Gibt das Finanzgericht (FG) einer Klage des Steuerpflichtigen gegen einen Schenkungsteuerbescheid durch Urteil statt und führt es im Urteil aus, dass die vom Finanzamt berücksichtigte Schenkung weder für den im Bescheid genannten Zeitpunkt noch für einen späteren Zeitpunkt feststellbar ist, darf das Finanzamt die Schenkungsteuer nicht noch einmal festsetzen, selbst wenn der Schenker und der Beschenkte nach Verkündung des Urteils die Schenkung nachträglich schriftlich fixieren. Einem erneuten Schenkungsteuerbescheid steht nämlich die Bindungswirkung des vorausgegangenen Urteils entgegen.

Hintergrund: Ein rechtskräftiges Urteil bindet den Steuerpflichtigen und das Finanzamt, soweit über den Streitgegenstand entschieden worden ist.

Sachverhalt: Die Klägerin ist eine am 13.8.2008 von der A errichtete Stiftung. Als Anfangsvermögen sicherte die A der Klägerin ein Anfangsvermögen in Gestalt einer bestimmten Anzahl von Aktien der TU AG zu. Der Vorstand und der Aufsichtsrat der TU AG stimmten der Abtretung der Aktien auf die Klägerin am 5.11.2008 zu. Das Finanzamt setzte im Jahr 2011 Schenkungsteuer auf den 13.8.2008 fest; dies war der Tag der Errichtung der Klägerin. Hiergegen klagte die Klägerin. Das FG gab der Klage mit Urteil vom 11.11.2014 mit der Begründung statt, weder sei eine Abtretung für den 13.8.2008 noch für einen anderen Zeitpunkt feststellbar. Abtretungserklärungen seien nicht feststellbar; es genüge nicht, dass die Klägerin davon ausgegangen sei, dass eine Abtretung formlos möglich sei. Der Schenkungsteuerbescheid wurde daraufhin aufgehoben. Die Klägerin und die A kamen anschließend überein, dass die mündliche Abtretung nachträglich fixiert wurde. Sie hielten am 5.2.2015 schriftlich fest, dass die Abtretung der Aktien mündlich am 1.11.2008 erfolgt sei, und erklärten schriftlich, dass die A auf der Grundlage der Beschlüsse des Vorstands und des Aufsichtsrates der TU AG vom 5.11.2008 und in Vollziehung des Stiftungsgeschäfts vom 13.8.2008 Aktien an der TU AG an die Klägerin abtrete. Das Finanzamt setzte daraufhin im Jahr 2015 Schenkungsteuer zum Stichtag 5.8.2008 fest. Hiergegen klagte die Klägerin und wandte sich gegen die aus ihrer Sicht zu niedrigen Freibeträge.

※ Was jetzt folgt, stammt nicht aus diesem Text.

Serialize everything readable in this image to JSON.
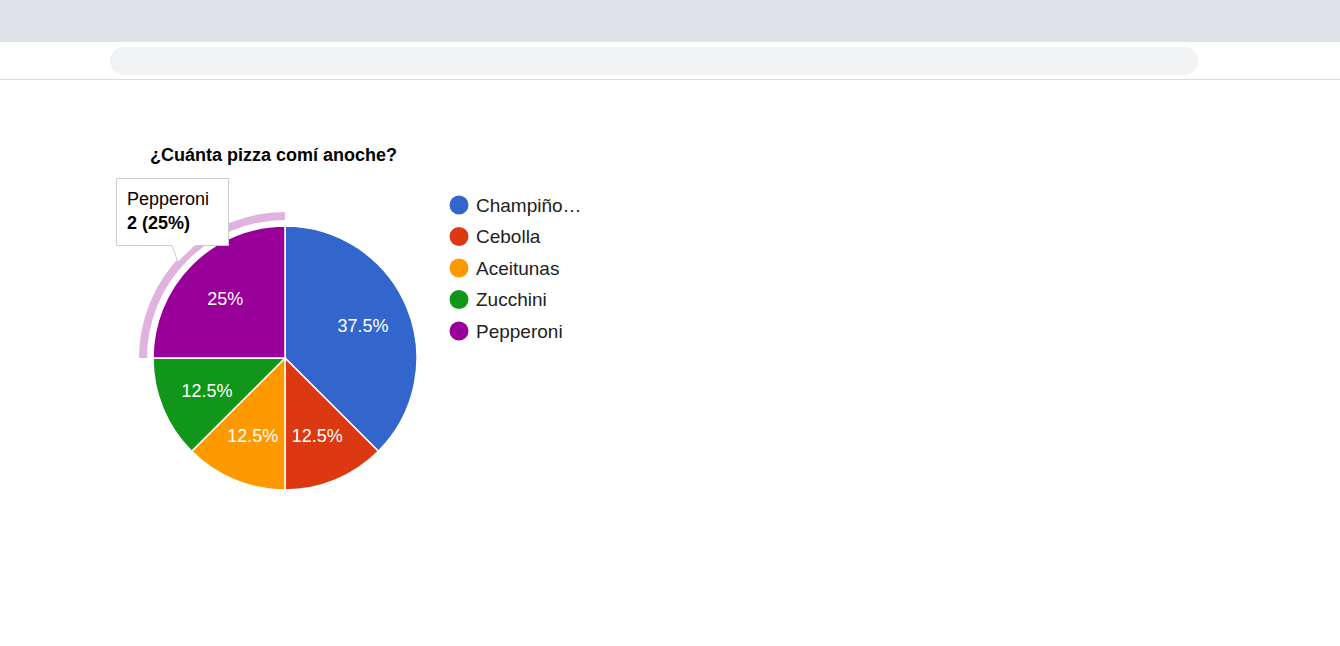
{
  "chart_data": {
    "type": "pie",
    "title": "¿Cuánta pizza comí anoche?",
    "categories": [
      "Champiño…",
      "Cebolla",
      "Aceitunas",
      "Zucchini",
      "Pepperoni"
    ],
    "values": [
      37.5,
      12.5,
      12.5,
      12.5,
      25
    ],
    "value_labels": [
      "37.5%",
      "12.5%",
      "12.5%",
      "12.5%",
      "25%"
    ],
    "colors": [
      "#3366cc",
      "#dc3912",
      "#ff9900",
      "#109618",
      "#990099"
    ],
    "data_labels": true,
    "legend": "right",
    "annotations": [
      {
        "category": "Pepperoni",
        "text": "2 (25%)"
      }
    ]
  }
}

Entscheidung: Der BFH gab der Klage statt und hob den Bescheid aus dem Jahr 2015 auf:

  • Das Finanzamt war aufgrund der Bindungswirkung des FG-Urteils vom 11.11.2014 an einer erneuten Festsetzung der Schenkungsteuer gehindert. Mit diesem Urteil ist nämlich die Schenkungsteuerpflicht bezüglich der Abtretung der Aktien verneint worden.

  • Das FG hatte im Urteil vom 11.11.2014 entschieden, dass eine wirksame Abtretung nicht festgestellt werden konnte, und zwar weder für den 13.8.2008 noch für einen anderen Zeitpunkt. Dies bezieht sich auf den gesamten Zeitraum bis zum 11.11.2014, dem Tag des Urteils. Nach Ansicht des FG hat es also bis zum 11.11.2014 überhaupt kein wirksames Abtretungsgeschäft gegeben.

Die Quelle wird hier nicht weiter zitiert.